As Eckerle (alongside Baltronis and Les Rhodes, facilities manager for the operation) offered BusinessWest a tour of that plant, he stopped for several moments in the large area now dedicated to the production of the company’s Elite coolers.
While pausing at one of the 30-quart models being readied for shipping, he turned his body in several different directions to point out the many different sizes and shapes now being produced, all the way up to 250 quarts, a popular model with commercial fishermen.
He then pointed to the wheels on one of the models.
“That’s something we do that no one else does,” he said proudly, adding a quick ‘to the best of my knowledge’ in acknowledgment of a market where things can change quickly.
The wheels on the coolers — those products are also certified ‘bear resistant’ by the Interagency Grizzly Bear Committee — constitute just one example of how the company doesn’t want to simply be in a market, he explained: it wants to be a leader and an innovator in that specific market.
Consider this language from the ‘cooler’ section of the company’s website: ‘We hold ourselves to a higher criteria than other cooler makers,” it states. “From the latches to the freezer-grade seal to the toughest handles in the business, every part is engineered to our extreme durability and performance standards.”
There is similar verbiage in the description of luggage, cell-phone protectors, and backpacks (which are assembled overseas and feature crushproof, watertight laptop and tablet compartments).
But while new-product development has been the primary focus within the business plan in recent years, innovation involving what would be considered the company’s traditional, or core, product lines is also a big part of the equation, especially as competitors have encroached on that territory and taken market share by cherry-picking popular models to emulate, said Baltronis.
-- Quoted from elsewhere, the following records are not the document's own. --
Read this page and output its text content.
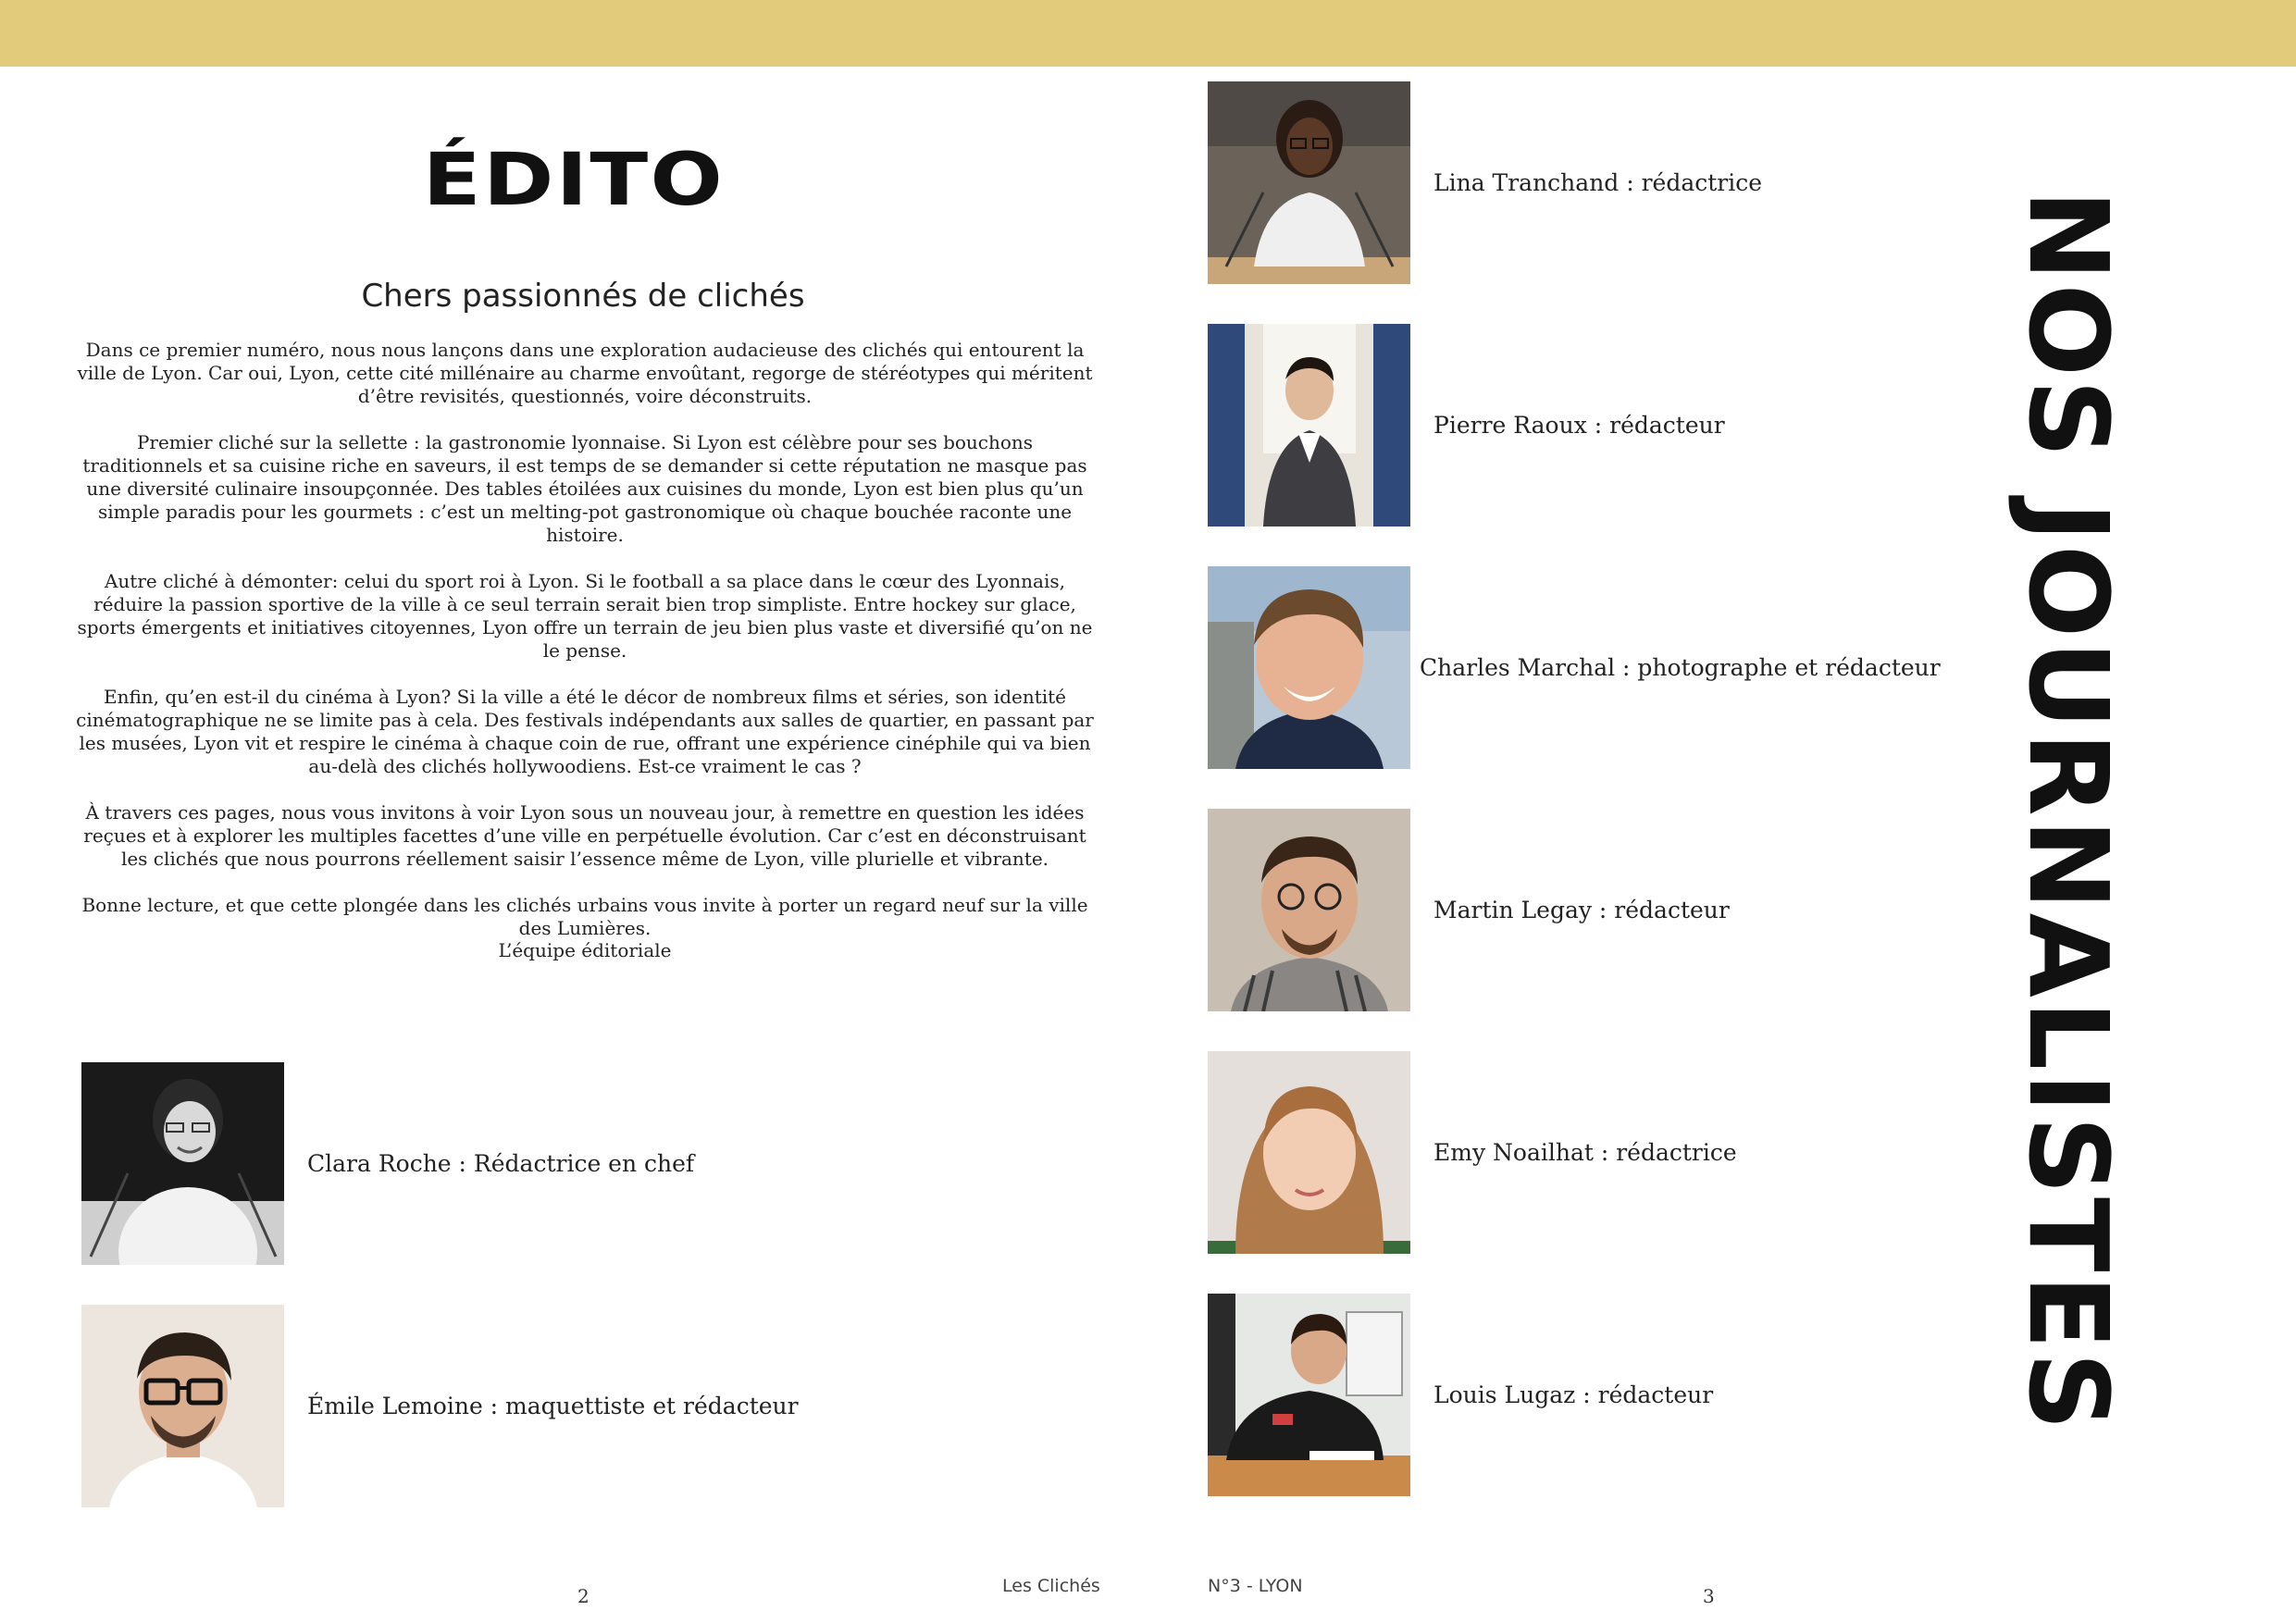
ÉDITO
Chers passionnés de clichés

Dans ce premier numéro, nous nous lançons dans une exploration audacieuse des clichés qui entourent la ville de Lyon. Car oui, Lyon, cette cité millénaire au charme envoûtant, regorge de stéréotypes qui méritent d’être revisités, questionnés, voire déconstruits.

Premier cliché sur la sellette : la gastronomie lyonnaise. Si Lyon est célèbre pour ses bouchons traditionnels et sa cuisine riche en saveurs, il est temps de se demander si cette réputation ne masque pas une diversité culinaire insoupçonnée. Des tables étoilées aux cuisines du monde, Lyon est bien plus qu’un simple paradis pour les gourmets : c’est un melting-pot gastronomique où chaque bouchée raconte une histoire.

Autre cliché à démonter: celui du sport roi à Lyon. Si le football a sa place dans le cœur des Lyonnais, réduire la passion sportive de la ville à ce seul terrain serait bien trop simpliste. Entre hockey sur glace, sports émergents et initiatives citoyennes, Lyon offre un terrain de jeu bien plus vaste et diversifié qu’on ne le pense.

Enfin, qu’en est-il du cinéma à Lyon? Si la ville a été le décor de nombreux films et séries, son identité cinématographique ne se limite pas à cela. Des festivals indépendants aux salles de quartier, en passant par les musées, Lyon vit et respire le cinéma à chaque coin de rue, offrant une expérience cinéphile qui va bien au-delà des clichés hollywoodiens. Est-ce vraiment le cas ?

À travers ces pages, nous vous invitons à voir Lyon sous un nouveau jour, à remettre en question les idées reçues et à explorer les multiples facettes d’une ville en perpétuelle évolution. Car c’est en déconstruisant les clichés que nous pourrons réellement saisir l’essence même de Lyon, ville plurielle et vibrante.

Bonne lecture, et que cette plongée dans les clichés urbains vous invite à porter un regard neuf sur la ville des Lumières.

L’équipe éditoriale
Clara Roche : Rédactrice en chef
Émile Lemoine : maquettiste et rédacteur
Lina Tranchand : rédactrice
Pierre Raoux : rédacteur
Charles Marchal : photographe et rédacteur
Martin Legay : rédacteur
Emy Noailhat : rédactrice
Louis Lugaz : rédacteur	NOS JOURNALISTES
2	Les Clichés	N°3 - LYON	3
Pelican Air is a prime example of such movement. Marketed using catchphrases such as ‘floats like a butterfly, protects like a Pelican,’ the lighter protective cases represent, as he said, an innovation statement, and an answer to perhaps the only major concern voiced about Pelican products over the years: weight.
“We’ve launched a number of new products on the consumer side in recent years, with the cases on the core side taking somewhat of a backseat,” he explained. “As we started to look at encroachment, we brought our gaze back to the core products — and it wasn’t just ‘let’s come out with a few new sizes or form factors,’ it’s ‘what can we fix?’ And that’s what we feel we’re doing here.”
Case in Point
Baltronis told BusinessWest that the Hardigg name lives on today because it resonates across many industry sectors — although the containers sent out of the Deerfield plant are co-branded ‘Hardigg’ and ‘Pelican.’
That’s fitting because the two iconic names in this increasingly competitive industry share the same standards — the same DNA, if you will.
And that DNA is giving birth to not only new product lines, but new product innovations that will take those names from Mars (well, at least in the movies) to the kitchen closet to the cell phone in your pocket.
This would seem to herald more growth and vitality for that plant built by James Hardigg all those years ago, one that continues to break the mold in more ways than one.